He would have to make another one.  Looks like this one is being used on a regular basis.  The food looks yummy!


----------



## roadfix

I did another test run last night, with some chicken bits.  The skewers resting on the metal rails are so much easier to manage with this setup.
I also cut out a small grate which can be placed on the rails for grilling non-skewered items like small slabs of salmon, for instance.

The briquettes burned out completely by morning for easy cleaning and disposal of ash.


----------



## FrankZ

Looking good.

What happens when you turn the skewer and the food decides it wants to stay cooked side down?  I suppose you could double skewer if that was a problem, but some sort of grate helps with that.

You should make something to cover and smother the coals when you are done cooking.  It may not be a lot, but I don't like wasting the charcoal.  I find my grill is not good at smothering so I dump mine in a small metal trashcan that is now my dedicated ash can.  I then sift the ash from the lump and reuse what isn't burnt up.

Grade A work on this though.  Bravo.


----------



## roadfix

FrankZ said:


> What happens when you turn the skewer and the food decides it wants to stay cooked side down?  I suppose you could double skewer if that was a problem, but some sort of grate helps with that.



Since the skewered bits are small and light in weight (these bamboo yakitori skewers are only about 5" in length) I don't seem to experience that problem of them spinning around the round bamboo skewers.  But as far as the entire skewer turning over due to weight imbalance, that doesn't happen either because the meat at the pointed end of the skewer rides on top of the rail.  Also, each skewer is in contact with one another as they cook so they stay put, and will not turn over on their own.

I can see this problem with kabobs and round skewers.  The heavier bits of meat will spin.  Of course, in this instance using flat skewers will solve this problem.


----------



## forty_caliber

Really great job on this.  I especially like that you welded it yourself.  

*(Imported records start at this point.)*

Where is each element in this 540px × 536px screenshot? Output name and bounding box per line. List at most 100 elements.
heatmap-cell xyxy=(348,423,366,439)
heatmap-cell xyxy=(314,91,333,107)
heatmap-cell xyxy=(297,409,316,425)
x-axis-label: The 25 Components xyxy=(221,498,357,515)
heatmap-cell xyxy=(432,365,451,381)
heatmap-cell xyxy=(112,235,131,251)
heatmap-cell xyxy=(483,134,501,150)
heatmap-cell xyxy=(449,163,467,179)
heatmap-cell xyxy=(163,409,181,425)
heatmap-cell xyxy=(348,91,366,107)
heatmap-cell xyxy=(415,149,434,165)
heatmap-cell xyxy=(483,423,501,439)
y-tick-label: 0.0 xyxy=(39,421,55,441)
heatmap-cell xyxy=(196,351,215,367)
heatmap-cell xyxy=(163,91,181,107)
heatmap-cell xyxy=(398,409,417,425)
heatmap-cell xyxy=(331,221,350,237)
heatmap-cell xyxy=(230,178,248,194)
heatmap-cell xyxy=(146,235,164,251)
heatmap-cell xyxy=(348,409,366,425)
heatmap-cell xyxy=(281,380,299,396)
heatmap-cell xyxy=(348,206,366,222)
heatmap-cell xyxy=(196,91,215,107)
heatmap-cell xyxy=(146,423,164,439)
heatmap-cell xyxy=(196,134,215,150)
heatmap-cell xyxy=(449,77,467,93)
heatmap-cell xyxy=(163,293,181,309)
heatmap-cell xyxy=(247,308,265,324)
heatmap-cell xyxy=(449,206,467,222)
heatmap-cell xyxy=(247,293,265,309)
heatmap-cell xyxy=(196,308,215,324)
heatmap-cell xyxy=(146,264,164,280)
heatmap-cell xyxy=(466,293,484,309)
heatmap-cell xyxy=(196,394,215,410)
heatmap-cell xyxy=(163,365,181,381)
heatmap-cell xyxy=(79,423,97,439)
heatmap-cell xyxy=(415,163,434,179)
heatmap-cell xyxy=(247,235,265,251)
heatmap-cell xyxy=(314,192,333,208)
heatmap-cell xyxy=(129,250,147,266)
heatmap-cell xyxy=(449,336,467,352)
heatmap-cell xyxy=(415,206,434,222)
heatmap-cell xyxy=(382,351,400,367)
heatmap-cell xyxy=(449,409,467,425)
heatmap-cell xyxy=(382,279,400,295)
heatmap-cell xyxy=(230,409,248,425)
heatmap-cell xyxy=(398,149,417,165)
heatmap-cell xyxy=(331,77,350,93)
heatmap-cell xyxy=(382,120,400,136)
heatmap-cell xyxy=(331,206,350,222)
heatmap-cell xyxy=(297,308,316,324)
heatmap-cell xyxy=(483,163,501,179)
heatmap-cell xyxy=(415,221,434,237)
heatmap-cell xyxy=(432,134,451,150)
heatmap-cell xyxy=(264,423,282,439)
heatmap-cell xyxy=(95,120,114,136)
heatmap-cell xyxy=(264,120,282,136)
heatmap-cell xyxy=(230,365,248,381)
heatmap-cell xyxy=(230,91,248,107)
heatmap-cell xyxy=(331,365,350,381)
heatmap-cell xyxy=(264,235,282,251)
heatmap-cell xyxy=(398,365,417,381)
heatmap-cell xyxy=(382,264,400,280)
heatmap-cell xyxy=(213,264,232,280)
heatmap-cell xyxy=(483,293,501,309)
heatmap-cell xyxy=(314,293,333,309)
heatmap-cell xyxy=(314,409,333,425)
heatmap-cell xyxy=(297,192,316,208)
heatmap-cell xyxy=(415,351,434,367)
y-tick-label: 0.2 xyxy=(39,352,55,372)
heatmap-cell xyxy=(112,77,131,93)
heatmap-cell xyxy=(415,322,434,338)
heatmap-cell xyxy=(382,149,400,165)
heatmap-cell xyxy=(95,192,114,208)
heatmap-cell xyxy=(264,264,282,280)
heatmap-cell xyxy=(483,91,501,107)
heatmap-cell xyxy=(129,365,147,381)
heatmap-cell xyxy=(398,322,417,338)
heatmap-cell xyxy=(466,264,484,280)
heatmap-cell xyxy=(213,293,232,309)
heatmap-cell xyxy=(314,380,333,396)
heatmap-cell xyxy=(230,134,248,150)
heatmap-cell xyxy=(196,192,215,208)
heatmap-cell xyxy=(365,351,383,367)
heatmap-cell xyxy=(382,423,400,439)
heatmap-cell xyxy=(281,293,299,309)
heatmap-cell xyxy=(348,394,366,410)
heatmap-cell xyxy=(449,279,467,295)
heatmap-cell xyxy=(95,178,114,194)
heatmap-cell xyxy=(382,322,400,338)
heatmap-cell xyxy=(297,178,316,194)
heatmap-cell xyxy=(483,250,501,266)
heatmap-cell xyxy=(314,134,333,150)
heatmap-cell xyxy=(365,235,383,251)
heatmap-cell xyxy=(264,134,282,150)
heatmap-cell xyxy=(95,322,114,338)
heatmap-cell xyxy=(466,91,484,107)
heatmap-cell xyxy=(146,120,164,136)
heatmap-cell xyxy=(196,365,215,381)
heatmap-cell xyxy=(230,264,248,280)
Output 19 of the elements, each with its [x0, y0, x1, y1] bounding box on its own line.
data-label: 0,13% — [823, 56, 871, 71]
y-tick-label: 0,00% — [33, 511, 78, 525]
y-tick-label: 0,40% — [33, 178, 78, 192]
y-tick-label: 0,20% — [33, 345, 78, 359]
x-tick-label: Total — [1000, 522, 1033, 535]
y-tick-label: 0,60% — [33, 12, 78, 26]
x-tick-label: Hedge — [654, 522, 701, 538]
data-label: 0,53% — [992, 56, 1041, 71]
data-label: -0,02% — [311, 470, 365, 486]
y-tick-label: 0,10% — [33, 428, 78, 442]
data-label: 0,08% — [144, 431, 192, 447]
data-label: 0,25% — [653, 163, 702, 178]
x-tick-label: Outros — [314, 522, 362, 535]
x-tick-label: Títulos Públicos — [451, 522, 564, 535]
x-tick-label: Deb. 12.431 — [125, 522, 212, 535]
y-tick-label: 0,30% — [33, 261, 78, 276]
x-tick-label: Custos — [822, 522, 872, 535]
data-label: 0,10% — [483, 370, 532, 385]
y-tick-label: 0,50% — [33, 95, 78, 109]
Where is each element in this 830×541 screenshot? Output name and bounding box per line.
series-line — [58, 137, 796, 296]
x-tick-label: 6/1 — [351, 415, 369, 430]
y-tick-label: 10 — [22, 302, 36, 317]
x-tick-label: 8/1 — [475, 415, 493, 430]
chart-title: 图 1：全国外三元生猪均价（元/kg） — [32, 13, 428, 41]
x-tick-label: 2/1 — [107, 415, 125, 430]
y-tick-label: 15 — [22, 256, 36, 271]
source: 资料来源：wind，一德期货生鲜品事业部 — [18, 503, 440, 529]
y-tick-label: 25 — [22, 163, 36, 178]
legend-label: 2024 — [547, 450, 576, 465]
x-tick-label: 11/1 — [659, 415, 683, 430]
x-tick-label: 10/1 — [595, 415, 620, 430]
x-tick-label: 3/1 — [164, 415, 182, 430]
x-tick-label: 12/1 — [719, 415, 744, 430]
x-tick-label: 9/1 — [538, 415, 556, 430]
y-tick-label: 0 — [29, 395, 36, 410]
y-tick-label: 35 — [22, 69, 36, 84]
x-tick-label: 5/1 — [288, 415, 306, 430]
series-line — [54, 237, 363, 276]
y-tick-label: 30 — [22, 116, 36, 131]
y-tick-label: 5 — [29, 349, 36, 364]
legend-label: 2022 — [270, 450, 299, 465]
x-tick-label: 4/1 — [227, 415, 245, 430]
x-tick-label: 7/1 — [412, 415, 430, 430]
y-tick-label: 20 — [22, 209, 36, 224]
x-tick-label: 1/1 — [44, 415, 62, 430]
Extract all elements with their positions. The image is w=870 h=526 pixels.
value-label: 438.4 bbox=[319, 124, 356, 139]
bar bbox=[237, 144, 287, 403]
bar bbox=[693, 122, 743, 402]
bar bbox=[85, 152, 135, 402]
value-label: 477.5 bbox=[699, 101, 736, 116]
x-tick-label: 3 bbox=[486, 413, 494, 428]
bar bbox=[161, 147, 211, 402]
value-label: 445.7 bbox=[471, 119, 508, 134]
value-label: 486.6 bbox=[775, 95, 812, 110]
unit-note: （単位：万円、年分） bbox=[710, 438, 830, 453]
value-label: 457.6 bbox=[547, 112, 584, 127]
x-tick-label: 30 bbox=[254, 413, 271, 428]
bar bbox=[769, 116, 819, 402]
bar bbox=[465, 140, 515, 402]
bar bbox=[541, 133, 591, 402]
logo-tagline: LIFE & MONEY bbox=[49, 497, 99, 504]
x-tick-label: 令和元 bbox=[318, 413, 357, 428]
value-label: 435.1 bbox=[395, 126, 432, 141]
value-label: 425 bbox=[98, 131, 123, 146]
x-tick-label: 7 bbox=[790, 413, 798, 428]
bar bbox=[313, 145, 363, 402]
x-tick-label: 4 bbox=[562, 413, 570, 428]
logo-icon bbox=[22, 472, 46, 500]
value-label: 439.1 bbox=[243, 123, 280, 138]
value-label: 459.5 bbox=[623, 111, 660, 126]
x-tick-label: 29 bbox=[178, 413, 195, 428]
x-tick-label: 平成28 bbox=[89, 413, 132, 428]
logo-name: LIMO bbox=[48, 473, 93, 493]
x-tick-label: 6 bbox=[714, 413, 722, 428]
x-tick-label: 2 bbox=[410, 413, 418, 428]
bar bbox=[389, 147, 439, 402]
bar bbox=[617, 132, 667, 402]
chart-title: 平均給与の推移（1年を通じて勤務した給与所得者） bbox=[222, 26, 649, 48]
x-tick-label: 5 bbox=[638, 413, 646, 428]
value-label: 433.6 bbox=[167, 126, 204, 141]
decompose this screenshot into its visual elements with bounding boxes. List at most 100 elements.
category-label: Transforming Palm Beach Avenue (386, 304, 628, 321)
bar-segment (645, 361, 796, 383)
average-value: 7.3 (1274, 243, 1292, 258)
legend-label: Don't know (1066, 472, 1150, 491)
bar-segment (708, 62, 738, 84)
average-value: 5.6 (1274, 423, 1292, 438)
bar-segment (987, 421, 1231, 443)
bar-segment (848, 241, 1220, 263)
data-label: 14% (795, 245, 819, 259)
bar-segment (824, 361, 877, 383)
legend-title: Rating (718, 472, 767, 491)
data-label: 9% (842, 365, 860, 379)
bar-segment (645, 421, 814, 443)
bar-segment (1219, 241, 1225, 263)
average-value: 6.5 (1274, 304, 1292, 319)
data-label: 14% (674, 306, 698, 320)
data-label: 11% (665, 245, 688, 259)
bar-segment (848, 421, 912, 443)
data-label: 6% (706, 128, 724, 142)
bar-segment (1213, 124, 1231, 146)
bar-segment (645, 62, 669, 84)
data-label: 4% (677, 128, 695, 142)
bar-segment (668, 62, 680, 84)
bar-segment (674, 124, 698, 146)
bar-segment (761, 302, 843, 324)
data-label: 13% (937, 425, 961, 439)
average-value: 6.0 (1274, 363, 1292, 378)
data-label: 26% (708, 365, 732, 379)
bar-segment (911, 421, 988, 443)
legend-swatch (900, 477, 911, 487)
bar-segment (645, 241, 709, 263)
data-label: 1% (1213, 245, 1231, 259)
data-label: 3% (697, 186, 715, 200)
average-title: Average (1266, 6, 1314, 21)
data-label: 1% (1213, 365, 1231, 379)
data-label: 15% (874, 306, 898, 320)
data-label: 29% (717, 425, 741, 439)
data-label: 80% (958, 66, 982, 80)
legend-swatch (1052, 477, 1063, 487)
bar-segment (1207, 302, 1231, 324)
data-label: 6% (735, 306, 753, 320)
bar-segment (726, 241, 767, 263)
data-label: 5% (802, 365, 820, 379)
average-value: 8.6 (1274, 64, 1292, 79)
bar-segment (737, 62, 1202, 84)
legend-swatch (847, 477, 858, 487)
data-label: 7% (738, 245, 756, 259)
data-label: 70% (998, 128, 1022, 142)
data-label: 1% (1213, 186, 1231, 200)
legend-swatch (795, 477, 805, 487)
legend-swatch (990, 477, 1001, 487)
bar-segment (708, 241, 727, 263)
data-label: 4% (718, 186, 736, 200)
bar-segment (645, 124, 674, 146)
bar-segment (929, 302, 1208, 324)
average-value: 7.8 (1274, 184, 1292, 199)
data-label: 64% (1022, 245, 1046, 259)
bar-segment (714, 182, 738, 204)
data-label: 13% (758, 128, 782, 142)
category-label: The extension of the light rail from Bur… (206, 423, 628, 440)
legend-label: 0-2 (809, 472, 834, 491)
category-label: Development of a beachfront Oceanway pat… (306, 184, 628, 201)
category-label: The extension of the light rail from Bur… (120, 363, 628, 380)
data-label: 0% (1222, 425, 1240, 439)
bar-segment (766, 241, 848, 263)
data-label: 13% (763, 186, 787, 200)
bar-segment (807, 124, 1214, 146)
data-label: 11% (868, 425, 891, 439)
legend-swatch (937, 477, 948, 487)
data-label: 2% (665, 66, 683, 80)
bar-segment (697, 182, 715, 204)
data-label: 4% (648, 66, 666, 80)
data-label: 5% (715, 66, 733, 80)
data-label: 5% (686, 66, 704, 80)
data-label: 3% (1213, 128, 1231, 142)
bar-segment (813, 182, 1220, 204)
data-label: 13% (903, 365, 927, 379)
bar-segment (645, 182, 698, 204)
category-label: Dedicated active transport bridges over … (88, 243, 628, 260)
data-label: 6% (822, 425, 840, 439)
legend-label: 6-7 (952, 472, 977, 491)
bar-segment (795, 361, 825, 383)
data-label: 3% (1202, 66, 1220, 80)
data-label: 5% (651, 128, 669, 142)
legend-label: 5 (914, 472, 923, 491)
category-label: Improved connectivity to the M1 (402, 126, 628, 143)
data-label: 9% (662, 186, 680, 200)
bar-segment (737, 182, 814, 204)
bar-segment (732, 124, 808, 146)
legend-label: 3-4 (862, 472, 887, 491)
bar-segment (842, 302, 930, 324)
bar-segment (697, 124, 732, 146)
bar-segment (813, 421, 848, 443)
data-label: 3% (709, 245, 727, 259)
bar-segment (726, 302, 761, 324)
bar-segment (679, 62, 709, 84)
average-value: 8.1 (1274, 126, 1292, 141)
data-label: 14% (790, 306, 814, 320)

I think a little stand could be easily added so it's counter height.  This would be perfect for "tailgaters" since it's compact and produces finger food.   I believe they would sell faster than you could make them once they caught on.

.40


----------



## roadfix

Thanks .40.  If I need to use this elsewhere I have a set of metal sawhorses which the grill can sit directly onto and provide me with an ideal working height.


----------